"Eighteen or twenty," I replied, looking at the letter. "I'm not anxious to go. She'll probably find me frivolous."

Tish put on her spectacles and took the letter. "I think it's your duty, Lizzie," she said when she'd read it through. "But that young woman needs handling. We'd better all go. We can motor over in half a day."

That was how it happened that Bettina Bailey, sitting on Eliza Bailey's front piazza, decked out in chintz cushions,--the piazza, of course,--saw a dusty machine come up the drive and stop with a flourish at the steps. And from it alight, not one chaperon, but three.

After her first gasp Bettina was game.
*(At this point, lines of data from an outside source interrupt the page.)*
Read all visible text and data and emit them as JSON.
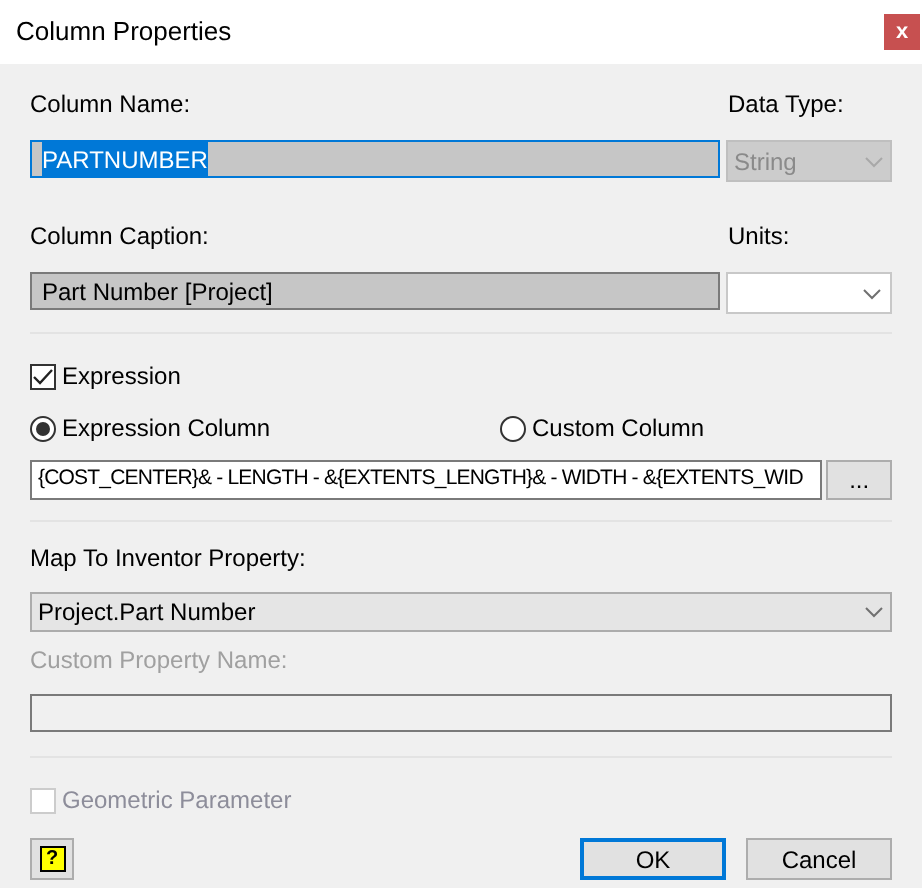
{
  "window": {
    "title": "Column Properties",
    "close": "x"
  },
  "column_name": {
    "label": "Column Name:",
    "value": "PARTNUMBER",
    "selected": true
  },
  "data_type": {
    "label": "Data Type:",
    "value": "String",
    "disabled": true
  },
  "column_caption": {
    "label": "Column Caption:",
    "value": "Part Number [Project]"
  },
  "units": {
    "label": "Units:"
  },
  "expression": {
    "label": "Expression",
    "checked": true
  },
  "column_kind": [
    {
      "label": "Expression Column",
      "selected": true
    },
    {
      "label": "Custom Column",
      "selected": false
    }
  ],
  "expression_field": {
    "value": "{COST_CENTER}& - LENGTH - &{EXTENTS_LENGTH}& - WIDTH - &{EXTENTS_WID",
    "browse": "..."
  },
  "map_property": {
    "label": "Map To Inventor Property:",
    "value": "Project.Part Number"
  },
  "custom_property": {
    "label": "Custom Property Name:",
    "disabled": true
  },
  "geometric_parameter": {
    "label": "Geometric Parameter",
    "checked": false,
    "disabled": true
  },
  "help": {
    "label": "?"
  },
  "buttons": [
    {
      "label": "OK",
      "selected": true
    },
    {
      "label": "Cancel",
      "selected": false
    }
  ]
}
She was a pretty girl in a white dress and bore no traces in her face of any stern religious proclivities.

"I didn't know--" she said, staring from one to the other of us. "Mother said--that is--won't you go right upstairs and have some tea and lie down?" She had hardly taken her eyes from Tish, who had lifted the engine hood and was poking at the carbureter with a hairpin.

"No, thanks," said Tish briskly. "I'll just go around to the garage and oil up while I'm dirty. I've got a short circuit somewhere. Aggie, you and Lizzie get the trunk off."
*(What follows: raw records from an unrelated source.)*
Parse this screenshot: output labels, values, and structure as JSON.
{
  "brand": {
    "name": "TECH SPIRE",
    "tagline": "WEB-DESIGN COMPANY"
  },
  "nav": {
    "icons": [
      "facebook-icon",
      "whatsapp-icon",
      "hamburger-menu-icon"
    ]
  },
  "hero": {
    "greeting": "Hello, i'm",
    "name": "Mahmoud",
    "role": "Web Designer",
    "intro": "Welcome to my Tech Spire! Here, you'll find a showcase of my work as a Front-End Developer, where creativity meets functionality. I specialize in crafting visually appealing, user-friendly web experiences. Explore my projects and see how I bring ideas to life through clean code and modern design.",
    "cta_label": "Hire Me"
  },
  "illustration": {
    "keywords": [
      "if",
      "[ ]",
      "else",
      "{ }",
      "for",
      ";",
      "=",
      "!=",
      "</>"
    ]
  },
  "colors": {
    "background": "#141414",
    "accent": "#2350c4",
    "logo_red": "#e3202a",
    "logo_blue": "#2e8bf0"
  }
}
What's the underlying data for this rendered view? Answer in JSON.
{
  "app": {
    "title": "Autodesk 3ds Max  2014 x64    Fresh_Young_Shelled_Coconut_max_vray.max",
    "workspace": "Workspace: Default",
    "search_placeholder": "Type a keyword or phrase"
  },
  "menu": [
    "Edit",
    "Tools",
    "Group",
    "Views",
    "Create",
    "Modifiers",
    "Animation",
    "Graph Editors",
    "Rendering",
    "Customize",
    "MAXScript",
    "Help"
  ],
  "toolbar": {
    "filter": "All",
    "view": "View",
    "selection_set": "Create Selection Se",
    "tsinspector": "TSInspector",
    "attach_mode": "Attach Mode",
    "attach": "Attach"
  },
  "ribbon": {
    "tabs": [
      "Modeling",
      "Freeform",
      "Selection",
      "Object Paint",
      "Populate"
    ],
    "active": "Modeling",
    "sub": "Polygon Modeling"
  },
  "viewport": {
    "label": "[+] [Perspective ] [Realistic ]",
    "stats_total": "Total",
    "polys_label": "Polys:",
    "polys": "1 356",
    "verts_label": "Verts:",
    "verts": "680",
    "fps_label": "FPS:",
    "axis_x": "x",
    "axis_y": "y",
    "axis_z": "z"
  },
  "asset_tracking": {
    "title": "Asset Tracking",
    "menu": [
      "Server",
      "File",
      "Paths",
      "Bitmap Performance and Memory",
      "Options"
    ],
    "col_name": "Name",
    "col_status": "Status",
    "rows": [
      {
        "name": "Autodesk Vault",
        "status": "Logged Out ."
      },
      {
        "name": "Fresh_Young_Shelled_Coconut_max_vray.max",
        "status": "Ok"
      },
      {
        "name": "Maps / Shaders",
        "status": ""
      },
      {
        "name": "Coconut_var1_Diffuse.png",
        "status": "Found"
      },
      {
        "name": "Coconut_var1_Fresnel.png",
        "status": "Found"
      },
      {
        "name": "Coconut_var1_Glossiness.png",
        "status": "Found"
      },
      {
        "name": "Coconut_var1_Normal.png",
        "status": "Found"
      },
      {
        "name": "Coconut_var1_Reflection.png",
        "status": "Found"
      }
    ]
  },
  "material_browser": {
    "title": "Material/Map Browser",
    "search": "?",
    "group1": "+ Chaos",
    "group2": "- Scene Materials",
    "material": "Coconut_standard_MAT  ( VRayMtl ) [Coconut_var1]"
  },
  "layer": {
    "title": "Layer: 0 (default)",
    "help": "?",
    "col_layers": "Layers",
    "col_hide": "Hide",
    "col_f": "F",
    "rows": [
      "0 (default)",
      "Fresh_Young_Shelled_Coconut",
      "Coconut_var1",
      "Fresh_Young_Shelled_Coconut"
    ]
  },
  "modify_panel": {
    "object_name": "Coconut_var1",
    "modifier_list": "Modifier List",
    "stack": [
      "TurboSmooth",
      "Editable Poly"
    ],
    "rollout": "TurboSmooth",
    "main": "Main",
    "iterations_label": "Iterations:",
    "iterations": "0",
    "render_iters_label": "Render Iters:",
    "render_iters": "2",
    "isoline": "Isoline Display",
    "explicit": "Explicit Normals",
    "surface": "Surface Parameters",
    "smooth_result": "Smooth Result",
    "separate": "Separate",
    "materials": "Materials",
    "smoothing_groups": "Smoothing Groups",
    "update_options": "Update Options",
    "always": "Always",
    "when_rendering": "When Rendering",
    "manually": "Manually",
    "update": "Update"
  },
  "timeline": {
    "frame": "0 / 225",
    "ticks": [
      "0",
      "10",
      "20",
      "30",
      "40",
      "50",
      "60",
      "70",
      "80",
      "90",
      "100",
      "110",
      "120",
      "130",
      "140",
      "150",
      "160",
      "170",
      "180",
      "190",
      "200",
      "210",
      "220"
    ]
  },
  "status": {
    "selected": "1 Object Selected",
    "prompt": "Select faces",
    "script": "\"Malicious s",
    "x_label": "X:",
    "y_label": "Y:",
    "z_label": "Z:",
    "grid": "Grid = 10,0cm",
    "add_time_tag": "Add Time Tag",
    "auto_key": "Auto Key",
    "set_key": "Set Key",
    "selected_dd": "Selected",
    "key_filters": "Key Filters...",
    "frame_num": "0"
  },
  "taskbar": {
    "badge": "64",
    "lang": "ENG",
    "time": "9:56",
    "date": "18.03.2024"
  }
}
Bettina stood by while we unbuckled and lifted down our traveling trunk. She did not speak a word, beyond asking if we wouldn't wait until the gardener came. On Tish's saying she had no time to wait, because she wanted to put kerosene in the cylinders before the engine cooled, Bettina lapsed into silence and stood by watching us.

Bettina took us upstairs. She had put Drummond's "Natural Law in the Spiritual World" on my table and a couch was ready with pillows and a knitted slumber robe. Very gently she helped us out of our veils and dusters and closed the windows for fear of drafts.
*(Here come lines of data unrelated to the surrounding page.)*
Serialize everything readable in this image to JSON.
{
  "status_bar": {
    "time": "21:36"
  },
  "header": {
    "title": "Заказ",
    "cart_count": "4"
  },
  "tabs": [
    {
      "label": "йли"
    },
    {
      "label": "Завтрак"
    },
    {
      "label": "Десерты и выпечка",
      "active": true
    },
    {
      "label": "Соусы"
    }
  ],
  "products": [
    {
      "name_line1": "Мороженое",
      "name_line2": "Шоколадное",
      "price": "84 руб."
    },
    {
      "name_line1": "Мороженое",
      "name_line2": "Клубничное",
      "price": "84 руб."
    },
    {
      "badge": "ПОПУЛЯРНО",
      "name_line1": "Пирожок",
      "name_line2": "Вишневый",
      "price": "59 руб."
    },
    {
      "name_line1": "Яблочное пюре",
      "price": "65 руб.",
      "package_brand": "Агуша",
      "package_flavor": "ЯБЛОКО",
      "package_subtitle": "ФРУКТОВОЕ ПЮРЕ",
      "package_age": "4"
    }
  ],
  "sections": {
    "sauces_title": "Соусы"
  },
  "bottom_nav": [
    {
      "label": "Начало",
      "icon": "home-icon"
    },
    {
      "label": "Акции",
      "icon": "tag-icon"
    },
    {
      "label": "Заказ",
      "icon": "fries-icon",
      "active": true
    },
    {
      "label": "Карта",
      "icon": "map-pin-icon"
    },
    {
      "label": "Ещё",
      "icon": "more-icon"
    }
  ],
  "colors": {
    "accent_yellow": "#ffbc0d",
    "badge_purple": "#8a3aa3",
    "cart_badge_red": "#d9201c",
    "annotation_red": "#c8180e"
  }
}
"Dear mother is so reckless of drafts," she remarked. "Are you sure you won't have tea?"

"We had some blackberry cordial with us," Aggie said, "and we all had a little on the way. We had to change a tire and it made us thirsty."

"Change a tire!"

Aggie had taken off her bonnet and was pinning on the small lace cap she wears, away from home, to hide where her hair is growing thin. In her cap Aggie is a sweet-faced woman of almost fifty, rather ethereal. She pinned on her cap and pulled her crimps down over her forehead.